"In the Name of the Father"

by Mike Daniel
Dallas Morning News, December 24, 1999

Kathy Lovas’ art is more introspective than most. She seems to disassemble items in her closet of feelings and memories, sort the detritus and create from the resulting inventory.

In the past, the Wisconsin native has tackled womanhood, culture and politics in her mixed-media works. Since 1997, she has been exploring her family’s roots, with the latest manifestations at Handley-Hicks Gallery in East Fort Worth.  

“Notices of Allen Gray” grew out of a 1998 installation with Karen Simpson titled “Photographs and Papers”, in which the artists examined recollections and perceptions of family. That show dealt primarily with images of the artists’ mothers, and the current exhibit pays homage to Ms. Lovas’ father, Allen Gray Johnson.

Most of the artworks are from the “collection of the artist”, who is an adjunct professor of art at the University of North Texas in Denton. Only five works are for sale.

Those pieces are large-scale inkjet prints of family snapshots, which are cut into equal-size rectangles, framed and reassembled in a mosaic. The images are of “bad” pictures, ones in which the heads have been left off or the bodies are not centered.
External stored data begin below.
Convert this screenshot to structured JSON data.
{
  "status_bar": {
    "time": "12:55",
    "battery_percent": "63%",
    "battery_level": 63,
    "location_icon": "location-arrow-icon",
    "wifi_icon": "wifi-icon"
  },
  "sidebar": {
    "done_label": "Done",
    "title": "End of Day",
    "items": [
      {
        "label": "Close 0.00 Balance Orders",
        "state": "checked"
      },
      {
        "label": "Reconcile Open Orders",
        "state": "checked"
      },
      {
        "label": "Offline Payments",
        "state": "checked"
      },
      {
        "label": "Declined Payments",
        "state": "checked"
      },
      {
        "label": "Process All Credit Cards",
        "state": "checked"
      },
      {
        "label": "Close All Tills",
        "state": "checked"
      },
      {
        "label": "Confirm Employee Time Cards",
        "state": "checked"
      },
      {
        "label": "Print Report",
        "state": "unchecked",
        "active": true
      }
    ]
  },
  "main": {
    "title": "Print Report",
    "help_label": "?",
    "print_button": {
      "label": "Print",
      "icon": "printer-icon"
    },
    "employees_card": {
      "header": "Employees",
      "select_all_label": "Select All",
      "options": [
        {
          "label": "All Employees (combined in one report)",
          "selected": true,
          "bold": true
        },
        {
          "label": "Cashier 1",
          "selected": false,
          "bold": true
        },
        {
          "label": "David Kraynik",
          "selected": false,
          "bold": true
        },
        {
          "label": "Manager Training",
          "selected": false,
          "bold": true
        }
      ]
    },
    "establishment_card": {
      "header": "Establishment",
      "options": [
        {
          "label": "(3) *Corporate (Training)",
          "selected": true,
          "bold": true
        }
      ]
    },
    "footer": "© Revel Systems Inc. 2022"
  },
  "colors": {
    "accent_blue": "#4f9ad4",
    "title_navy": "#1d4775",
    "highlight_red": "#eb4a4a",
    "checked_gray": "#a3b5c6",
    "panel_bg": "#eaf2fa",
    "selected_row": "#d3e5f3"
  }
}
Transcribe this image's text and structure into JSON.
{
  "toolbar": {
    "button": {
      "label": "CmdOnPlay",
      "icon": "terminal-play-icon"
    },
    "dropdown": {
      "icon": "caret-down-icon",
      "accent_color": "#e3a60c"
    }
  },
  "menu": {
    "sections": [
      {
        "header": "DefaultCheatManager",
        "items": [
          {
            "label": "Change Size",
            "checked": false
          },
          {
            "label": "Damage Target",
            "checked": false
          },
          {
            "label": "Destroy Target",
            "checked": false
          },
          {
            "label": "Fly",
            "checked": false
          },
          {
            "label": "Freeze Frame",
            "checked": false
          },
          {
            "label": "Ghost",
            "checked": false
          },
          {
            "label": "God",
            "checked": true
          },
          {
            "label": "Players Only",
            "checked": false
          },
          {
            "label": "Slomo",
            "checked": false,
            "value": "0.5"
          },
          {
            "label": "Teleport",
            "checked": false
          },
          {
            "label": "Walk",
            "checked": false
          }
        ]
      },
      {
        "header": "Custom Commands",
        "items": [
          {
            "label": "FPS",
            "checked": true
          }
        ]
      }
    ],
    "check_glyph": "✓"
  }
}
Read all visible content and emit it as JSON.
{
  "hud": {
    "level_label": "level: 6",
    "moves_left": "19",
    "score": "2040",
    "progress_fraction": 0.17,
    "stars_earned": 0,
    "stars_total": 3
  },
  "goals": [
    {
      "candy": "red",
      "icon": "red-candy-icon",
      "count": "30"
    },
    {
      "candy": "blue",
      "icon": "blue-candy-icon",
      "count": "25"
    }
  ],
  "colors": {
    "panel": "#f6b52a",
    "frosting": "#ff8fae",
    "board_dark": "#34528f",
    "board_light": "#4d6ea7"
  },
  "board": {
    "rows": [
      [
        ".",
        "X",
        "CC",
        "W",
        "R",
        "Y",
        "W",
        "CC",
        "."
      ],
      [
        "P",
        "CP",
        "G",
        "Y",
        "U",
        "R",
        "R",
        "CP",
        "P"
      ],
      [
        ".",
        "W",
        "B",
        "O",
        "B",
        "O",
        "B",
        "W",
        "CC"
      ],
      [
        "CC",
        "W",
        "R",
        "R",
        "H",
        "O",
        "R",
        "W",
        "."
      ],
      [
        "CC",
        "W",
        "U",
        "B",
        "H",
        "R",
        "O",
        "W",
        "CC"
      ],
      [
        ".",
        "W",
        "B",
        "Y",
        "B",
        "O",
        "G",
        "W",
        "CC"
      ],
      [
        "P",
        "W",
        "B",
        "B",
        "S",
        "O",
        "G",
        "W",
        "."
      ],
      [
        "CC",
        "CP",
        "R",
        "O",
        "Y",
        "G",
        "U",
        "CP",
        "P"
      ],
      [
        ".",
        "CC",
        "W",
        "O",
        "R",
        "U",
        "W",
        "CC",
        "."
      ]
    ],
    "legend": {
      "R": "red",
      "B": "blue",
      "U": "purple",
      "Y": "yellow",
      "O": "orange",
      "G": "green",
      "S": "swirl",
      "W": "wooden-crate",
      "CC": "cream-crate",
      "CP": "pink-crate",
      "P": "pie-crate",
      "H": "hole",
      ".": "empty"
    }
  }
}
Yet, the photos were kept by Ms. Lovas’ parents. Even she cannot identify all the subjects, but her father, grandfather and other relatives are in them, recognizable by posture and gesture. For instance, Mr. Johnson as a boy hangs his arms and positions his feet in “Visitor” in the same way as he does as a teenager in “Surplice”. The works are reminders of the advantages photographs and memories have over each other.

The exhibit’s centerpiece, “In nominee Patris”, consists of 10 white cotton cloths hanging clothesline-style from rope. Each sports a black crayon tombstone rubbing made from stones in her family’s graveyards in Minnesota and Wisconsin. Ms. Lovas has made about 50 of these, each with a different surname; she includes as many as gallery space allows.

Other works of interest include “cloakroom”, a solemn gray space, lighted by a bare 25-watt bulb. The space contains a black bench, three coat hangers and a copy of a spelling list from Mr. Johnson’s school notes. The tiny space’s design comes from Ms. Lovas’ memory of a room she was banished to for bad behavior in grade school.

Among the show’s five assemblages, the simplicity of “mother” is as poetic as any. In it, a picture of Ms. Johnson sits on top of a steel file cabinet with its drawers taped shut. There’s apparently plenty more to discover in Ms. Lovas’ closets.